Тело без органов – модель смерти. Не смерть служит моделью кататонии, а кататоническая шизофрения служит моделью смерти: это нулевая интенсивность тела без органов. Модель смерти возникает, когда тело без органов отталкивает и свергает органы -не нужно рта, языка, зубов, вплоть до членовредительства и самоубийства. в цикле работы машины желания речь идет о постоянном переводе, постоянном превращении модели смерти в нечто совершенно другое, что является опытом смерти. Конверсия идущей изнутри (в теле без органов) смерти в смерть, которая приходит извне (случается на теле без органов). Опыт смерти есть для бессознательного вещь самая обычная именно потому, что она происходит в жизни и ради жизни, в любом переходе и становлении. любая интенсивность ведет в процессе жизни опыт смерти, обволакивая ее. Два несводимых аспекта смерти, по М.Бланшо, связанные с Я и Оно. Требование шизофренизовать смерть. Против фрейдовского понятия Танатоса и апологии цивилизации как противостоящей ему силы. Мы утверждаем обратное: нет инстинкта смерти, потому что имеется модель смерти и опыт смерти в бессознательном. Смерть в таком случае оказывается частью машины желания, оцениваемой в работе машины и в системе энергетических преобразований, а не как абстрактный принцип. Дуализм Фрейда, требовавший качественной оппозиции импульсов, порождает императив: Ты не разрешишь конфликт (сексуальные импульсы и импульсы Я, потом Эрос и Танатос непримиримы). Цель здесь одна: элиминировать машинный элемент желания, машины желания, убрать либидо как постоянную возможность энергетических конверсии, как машиннообразное устройство. Отсюда ложная идея энергетической двойственности, подчиненной «нейтральной» энергии Эдипова комплекса.

Почему капитализм, детерриториализующая сила, сильнее угнетает желание, чем другие, кодирующие и перекодирующие, формации? Ответ – инстинкт смерти. Коммунальное тело, как смерть закодированная вовне, предполагает невозможность смерти как Я. Там, где коды разрушены, инстинкт смерти овладевает репрессивным аппаратом и берет на себя функции управления циркуляцией либидо. Возникает погребальная аксиоматика. В таком случае можно поверить в освобожденные желания, но желания, которые, подобно трупам, питаются образами. Не желают смерти, а то, чего желают, мертво, уже мертво – это образы. Все работает в лоне смерти, все желает ради смерти. По сути капитализм ничего не возмещает, точнее, его способность возмещения чаще всего предвосхищает то, что должно быть возмещено. (Сколько революционных групп возникают как таковые в целях восстановления, которое еще совершится в будущем, и образуют аппарат для поглощения прибавочной стоимости, которая еще не произведена: именно это придает им видимость революционности). В таком мире нет ни одного живого желания, которое не пустило бы на воздух всю систему.
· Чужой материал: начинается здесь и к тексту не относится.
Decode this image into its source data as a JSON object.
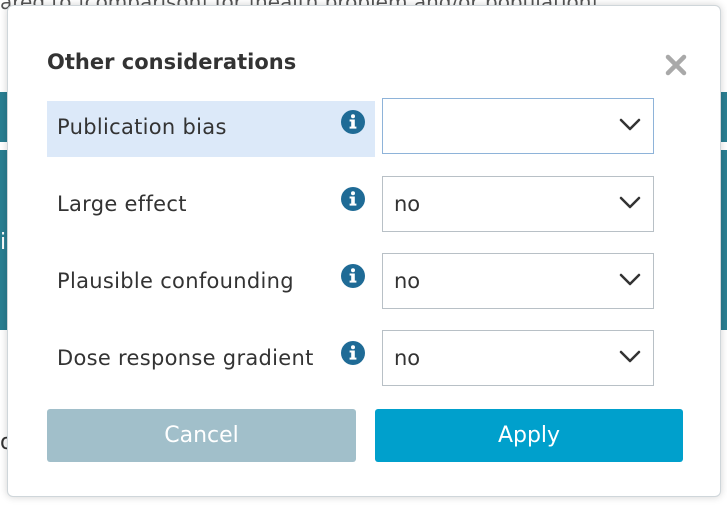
{
  "background": {
    "top_text": "ared to |comparison| for |health problem and/or population|",
    "partial_left_letter_1": "i",
    "partial_left_letter_2": "o"
  },
  "modal": {
    "title": "Other considerations",
    "close_icon": "close-icon",
    "rows": [
      {
        "label": "Publication bias",
        "value": "",
        "highlighted": true,
        "info_icon": "info-icon"
      },
      {
        "label": "Large effect",
        "value": "no",
        "highlighted": false,
        "info_icon": "info-icon"
      },
      {
        "label": "Plausible confounding",
        "value": "no",
        "highlighted": false,
        "info_icon": "info-icon"
      },
      {
        "label": "Dose response gradient",
        "value": "no",
        "highlighted": false,
        "info_icon": "info-icon"
      }
    ],
    "cancel_label": "Cancel",
    "apply_label": "Apply"
  },
  "colors": {
    "accent": "#00a0cc",
    "cancel_disabled": "#a1bfca",
    "highlight_row": "#dce9f9",
    "info_icon": "#1f6b96",
    "background_band": "#2a7f92"
  }
}
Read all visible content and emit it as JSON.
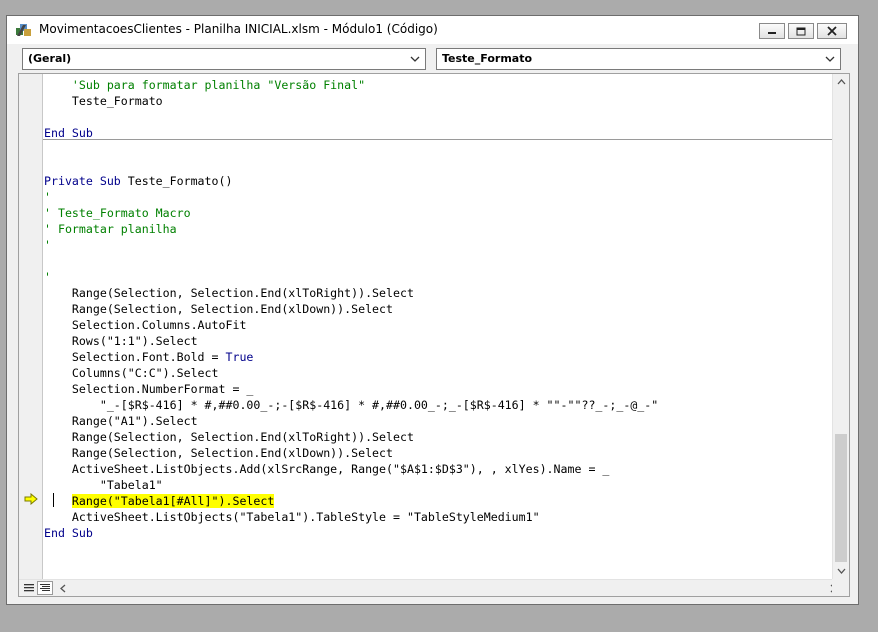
{
  "window": {
    "title": "MovimentacoesClientes - Planilha INICIAL.xlsm - Módulo1 (Código)",
    "icon": "vba-module-icon"
  },
  "controls": {
    "minimize": "minimize-icon",
    "maximize": "maximize-icon",
    "close": "close-icon"
  },
  "object_combo": {
    "value": "(Geral)"
  },
  "procedure_combo": {
    "value": "Teste_Formato"
  },
  "colors": {
    "keyword": "#00008b",
    "comment": "#008000",
    "highlight": "#ffff00",
    "execution_arrow": "#ffff00"
  },
  "code": {
    "lines": [
      [
        {
          "t": "    "
        },
        {
          "t": "'Sub para formatar planilha \"Versão Final\"",
          "c": "cm"
        }
      ],
      [
        {
          "t": "    Teste_Formato"
        }
      ],
      [
        {
          "t": ""
        }
      ],
      [
        {
          "t": "End Sub",
          "c": "kw"
        }
      ],
      [
        {
          "t": ""
        }
      ],
      [
        {
          "t": ""
        }
      ],
      [
        {
          "t": "Private Sub",
          "c": "kw"
        },
        {
          "t": " Teste_Formato()"
        }
      ],
      [
        {
          "t": "'",
          "c": "cm"
        }
      ],
      [
        {
          "t": "' Teste_Formato Macro",
          "c": "cm"
        }
      ],
      [
        {
          "t": "' Formatar planilha",
          "c": "cm"
        }
      ],
      [
        {
          "t": "'",
          "c": "cm"
        }
      ],
      [
        {
          "t": ""
        }
      ],
      [
        {
          "t": "'",
          "c": "cm"
        }
      ],
      [
        {
          "t": "    Range(Selection, Selection.End(xlToRight)).Select"
        }
      ],
      [
        {
          "t": "    Range(Selection, Selection.End(xlDown)).Select"
        }
      ],
      [
        {
          "t": "    Selection.Columns.AutoFit"
        }
      ],
      [
        {
          "t": "    Rows(\"1:1\").Select"
        }
      ],
      [
        {
          "t": "    Selection.Font.Bold = "
        },
        {
          "t": "True",
          "c": "kw"
        }
      ],
      [
        {
          "t": "    Columns(\"C:C\").Select"
        }
      ],
      [
        {
          "t": "    Selection.NumberFormat = _"
        }
      ],
      [
        {
          "t": "        \"_-[$R$-416] * #,##0.00_-;-[$R$-416] * #,##0.00_-;_-[$R$-416] * \"\"-\"\"??_-;_-@_-\""
        }
      ],
      [
        {
          "t": "    Range(\"A1\").Select"
        }
      ],
      [
        {
          "t": "    Range(Selection, Selection.End(xlToRight)).Select"
        }
      ],
      [
        {
          "t": "    Range(Selection, Selection.End(xlDown)).Select"
        }
      ],
      [
        {
          "t": "    ActiveSheet.ListObjects.Add(xlSrcRange, Range(\"$A$1:$D$3\"), , xlYes).Name = _"
        }
      ],
      [
        {
          "t": "        \"Tabela1\""
        }
      ],
      [
        {
          "t": "    "
        },
        {
          "t": "Range(\"Tabela1[#All]\").Select",
          "c": "hl"
        }
      ],
      [
        {
          "t": "    ActiveSheet.ListObjects(\"Tabela1\").TableStyle = \"TableStyleMedium1\""
        }
      ],
      [
        {
          "t": "End Sub",
          "c": "kw"
        }
      ]
    ]
  },
  "margin": {
    "arrow_icon": "execution-point-arrow-icon"
  },
  "scrollbars": {
    "up": "scroll-up-icon",
    "down": "scroll-down-icon",
    "left": "scroll-left-icon",
    "right": "scroll-right-icon",
    "view_procedure": "procedure-view-icon",
    "view_full": "full-module-view-icon"
  }
}
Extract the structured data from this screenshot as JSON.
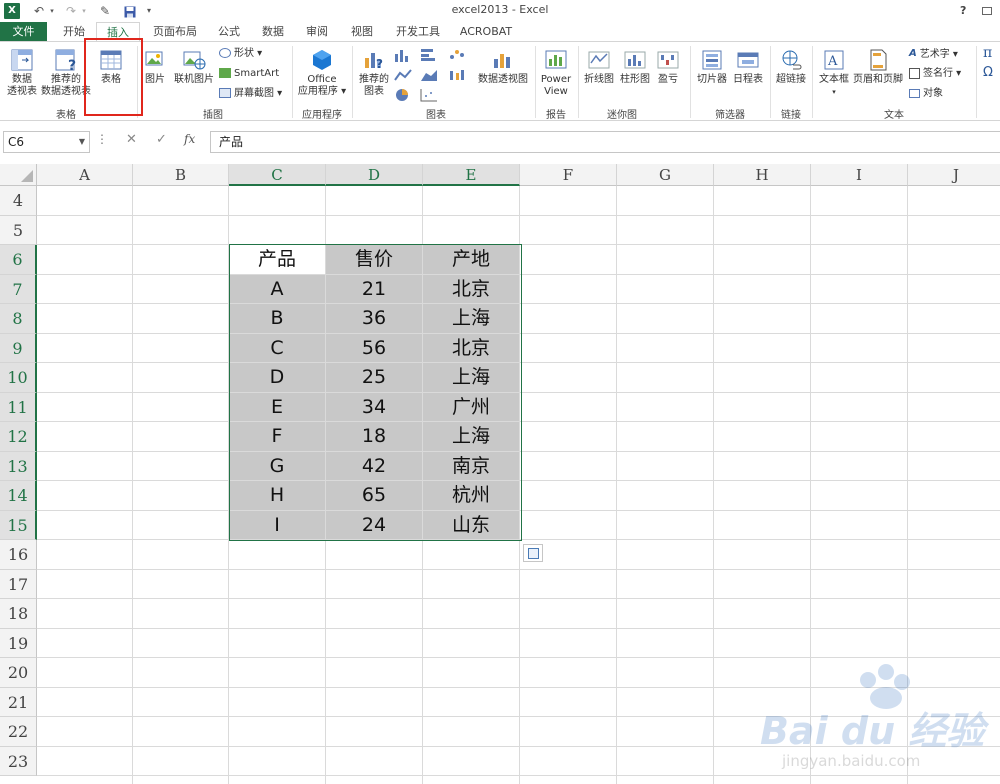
{
  "window": {
    "title": "excel2013 - Excel",
    "app_icon": "X",
    "help": "?"
  },
  "tabs": [
    {
      "label": "文件"
    },
    {
      "label": "开始"
    },
    {
      "label": "插入"
    },
    {
      "label": "页面布局"
    },
    {
      "label": "公式"
    },
    {
      "label": "数据"
    },
    {
      "label": "审阅"
    },
    {
      "label": "视图"
    },
    {
      "label": "开发工具"
    },
    {
      "label": "ACROBAT"
    }
  ],
  "ribbon": {
    "pivot_line1": "数据",
    "pivot_line2": "透视表",
    "rec_pivot_line1": "推荐的",
    "rec_pivot_line2": "数据透视表",
    "table": "表格",
    "group_tables": "表格",
    "picture": "图片",
    "online_picture": "联机图片",
    "shapes": "形状 ▾",
    "smartart": "SmartArt",
    "screenshot": "屏幕截图 ▾",
    "group_illustrations": "插图",
    "office_line1": "Office",
    "office_line2": "应用程序 ▾",
    "group_apps": "应用程序",
    "rec_chart_line1": "推荐的",
    "rec_chart_line2": "图表",
    "pivot_chart": "数据透视图",
    "group_charts": "图表",
    "power_view_line1": "Power",
    "power_view_line2": "View",
    "group_reports": "报告",
    "spark_line": "折线图",
    "spark_column": "柱形图",
    "spark_winloss": "盈亏",
    "group_sparklines": "迷你图",
    "slicer": "切片器",
    "timeline": "日程表",
    "group_filters": "筛选器",
    "hyperlink": "超链接",
    "group_links": "链接",
    "textbox": "文本框",
    "header_footer": "页眉和页脚",
    "wordart": "艺术字 ▾",
    "signature": "签名行 ▾",
    "object": "对象",
    "group_text": "文本",
    "pi": "π",
    "omega": "Ω"
  },
  "formula_bar": {
    "name_box": "C6",
    "dots": "⋮",
    "cancel": "✕",
    "enter": "✓",
    "fx": "fx",
    "content": "产品"
  },
  "columns": [
    "A",
    "B",
    "C",
    "D",
    "E",
    "F",
    "G",
    "H",
    "I",
    "J"
  ],
  "rows": [
    "4",
    "5",
    "6",
    "7",
    "8",
    "9",
    "10",
    "11",
    "12",
    "13",
    "14",
    "15",
    "16",
    "17",
    "18",
    "19",
    "20",
    "21",
    "22",
    "23"
  ],
  "table": {
    "headers": [
      "产品",
      "售价",
      "产地"
    ],
    "rows": [
      [
        "A",
        "21",
        "北京"
      ],
      [
        "B",
        "36",
        "上海"
      ],
      [
        "C",
        "56",
        "北京"
      ],
      [
        "D",
        "25",
        "上海"
      ],
      [
        "E",
        "34",
        "广州"
      ],
      [
        "F",
        "18",
        "上海"
      ],
      [
        "G",
        "42",
        "南京"
      ],
      [
        "H",
        "65",
        "杭州"
      ],
      [
        "I",
        "24",
        "山东"
      ]
    ]
  },
  "watermark": {
    "logo_text": "Bai du 经验",
    "url": "jingyan.baidu.com"
  },
  "colors": {
    "excel_green": "#217346",
    "highlight_red": "#e0261c",
    "table_fill": "#c8c8c8"
  }
}
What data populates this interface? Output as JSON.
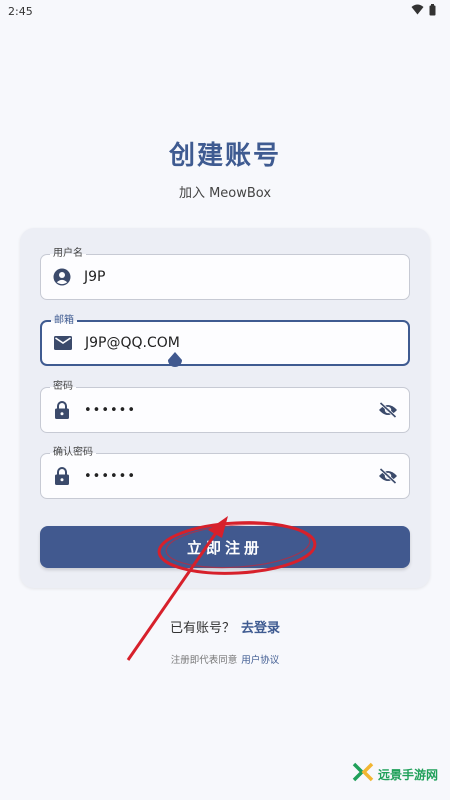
{
  "status_bar": {
    "time": "2:45",
    "icons": [
      "wifi-icon",
      "battery-icon"
    ]
  },
  "header": {
    "title": "创建账号",
    "subtitle": "加入 MeowBox"
  },
  "form": {
    "username": {
      "label": "用户名",
      "value": "J9P",
      "icon": "account-icon"
    },
    "email": {
      "label": "邮箱",
      "value": "J9P@QQ.COM",
      "icon": "mail-icon",
      "focused": true
    },
    "password": {
      "label": "密码",
      "value": "••••••",
      "icon": "lock-icon",
      "toggle_icon": "eye-off-icon"
    },
    "confirm_password": {
      "label": "确认密码",
      "value": "••••••",
      "icon": "lock-icon",
      "toggle_icon": "eye-off-icon"
    },
    "register_label": "立即注册"
  },
  "footer": {
    "have_account": "已有账号？",
    "login_link": "去登录",
    "agree_text": "注册即代表同意",
    "agreement_link": "用户协议"
  },
  "watermark": {
    "text": "远景手游网"
  },
  "colors": {
    "accent": "#41598f",
    "annotation": "#d7202b",
    "card": "#eceef5",
    "background": "#f7f8fc"
  }
}
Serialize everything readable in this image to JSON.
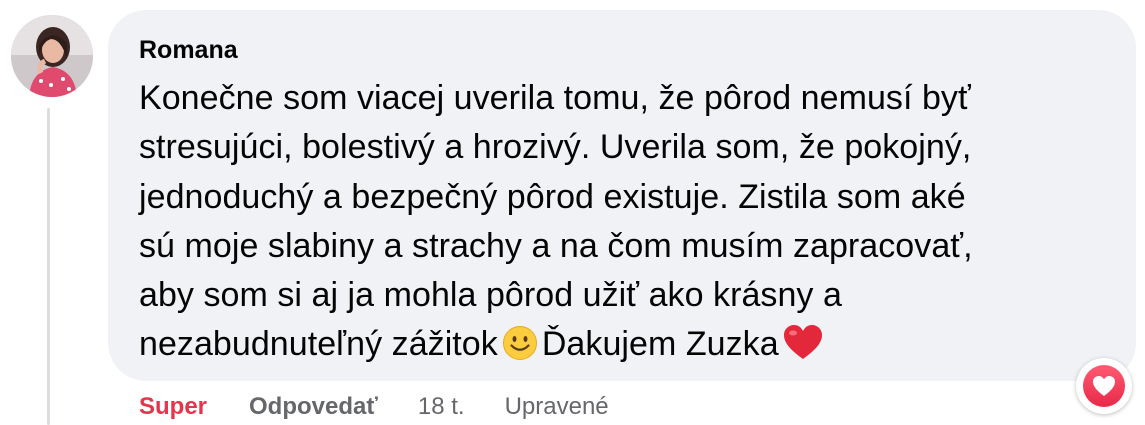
{
  "comment": {
    "author": "Romana",
    "lines": [
      "Konečne som viacej uverila tomu, že pôrod nemusí byť",
      "stresujúci, bolestivý a hrozivý. Uverila som, že pokojný,",
      "jednoduchý a bezpečný pôrod existuje. Zistila som aké",
      "sú moje slabiny a strachy a na čom musím zapracovať,",
      "aby som si aj ja mohla pôrod užiť ako krásny a"
    ],
    "last_line_part1": "nezabudnuteľný zážitok",
    "last_line_part2": "Ďakujem Zuzka",
    "emojis": [
      "smiling-face-emoji",
      "red-heart-emoji"
    ],
    "reaction": "love-reaction-icon"
  },
  "actions": {
    "reaction_label": "Super",
    "reply_label": "Odpovedať",
    "time": "18 t.",
    "edited": "Upravené"
  },
  "colors": {
    "bubble": "#f0f2f5",
    "text": "#050505",
    "secondary": "#65676b",
    "reaction_active": "#e4354d"
  }
}
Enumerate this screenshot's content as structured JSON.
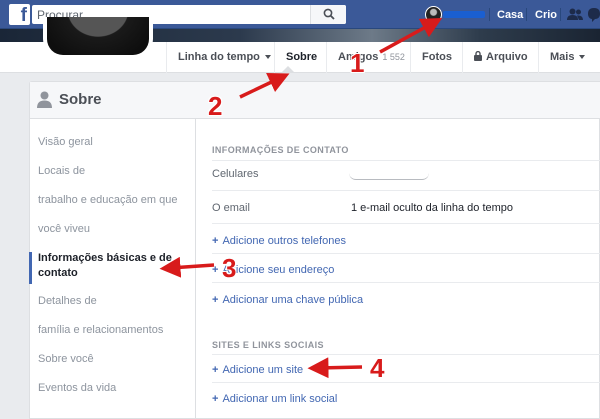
{
  "topbar": {
    "logo": "f",
    "search_placeholder": "Procurar",
    "links": [
      "Casa",
      "Crio"
    ]
  },
  "nav": {
    "items": [
      {
        "label": "Linha do tempo",
        "dropdown": true
      },
      {
        "label": "Sobre",
        "active": true
      },
      {
        "label": "Amigos",
        "count": "1 552"
      },
      {
        "label": "Fotos"
      },
      {
        "label": "Arquivo",
        "icon": "lock-icon"
      },
      {
        "label": "Mais",
        "dropdown": true
      }
    ]
  },
  "about": {
    "title": "Sobre",
    "sidebar": [
      {
        "label": "Visão geral"
      },
      {
        "label": "Locais de"
      },
      {
        "label": "trabalho e educação em que"
      },
      {
        "label": "você viveu"
      },
      {
        "label": "Informações básicas e de"
      },
      {
        "label": "contato"
      },
      {
        "label": "Detalhes de"
      },
      {
        "label": "família e relacionamentos"
      },
      {
        "label": "Sobre você"
      },
      {
        "label": "Eventos da vida"
      }
    ],
    "contact_section": {
      "title": "INFORMAÇÕES DE CONTATO",
      "fields": [
        {
          "label": "Celulares",
          "value": ""
        },
        {
          "label": "O email",
          "value": "1 e-mail oculto da linha do tempo"
        }
      ],
      "add_links": [
        "Adicione outros telefones",
        "Adicione seu endereço",
        "Adicionar uma chave pública"
      ]
    },
    "sites_section": {
      "title": "SITES E LINKS SOCIAIS",
      "add_links": [
        "Adicione um site",
        "Adicionar um link social"
      ]
    }
  },
  "annotations": {
    "numbers": [
      "1",
      "2",
      "3",
      "4"
    ],
    "color": "#d81b1b"
  },
  "colors": {
    "brand": "#3b5998",
    "link": "#4267b2"
  }
}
Изначальное вытеснение совершается телом без органов в момент отталкивания, в лоне молекулярного производства желания. Без него нет никаких других молярных вытеснений. Шизофреник– не революционер, но шизофренический процесс (прерывом или продолжением которого в пустоте он является) составляет потенциал революции. /По Ницше, закон отбора работает в пользу больших чисел, массы/. Он хочет тем самым сказать, что большие числа или большие ансамбли не предсуществуют селективному давлению, могущему выделить из них линии сингулярности, напротив того, они рождаются из этого селективного давления, которое давит, элиминирует и упорядочивает сингулярности. Не селекция предполагает первичную стадность, но стадность предполагает селекцию и из нее рождается, «Культура» как селективный процесс маркировки и записи изобретает большие числа, в пользу которых он осуществляется. Поэтому статистика не функциональна, а структурна. типы стадности всегда отсылают к формам, которые их производят путем творческой селекции. Порядок следования таков: не стадность – селекция, а напротив, молекулярная множественность – формы стадности, осуществляющие селекцию – вытекающие из нее молярные или стадные совокупности. Полные тела земли, деспота, капитала отличны от полного тела без органов «или голой материи молекулярного производства желания». Молекулы как формы власти не объясняются никакой целью, они сами – производители всех целей. Форма или качество того или иного социуса, тела земли, тела деспота, тела капитала-денег зависит от состояния или степени интенсивности развития производительных сил поскольку последние определяют человека-природу, независимого от любых общественных формаций, точнее, общего им всем. Следовательно, форма и качество социуса сами произведены как непорожденные, т.е. как естественная или божественная предпосылка соответствующего производства. Именно в этом смысле само общественное производство является производством желания в определенных условиях. Эти определенные условия представляют собой формы стадности, подобно социусу или полному телу, в которых молекулярные формации образуют молярные ансамбли.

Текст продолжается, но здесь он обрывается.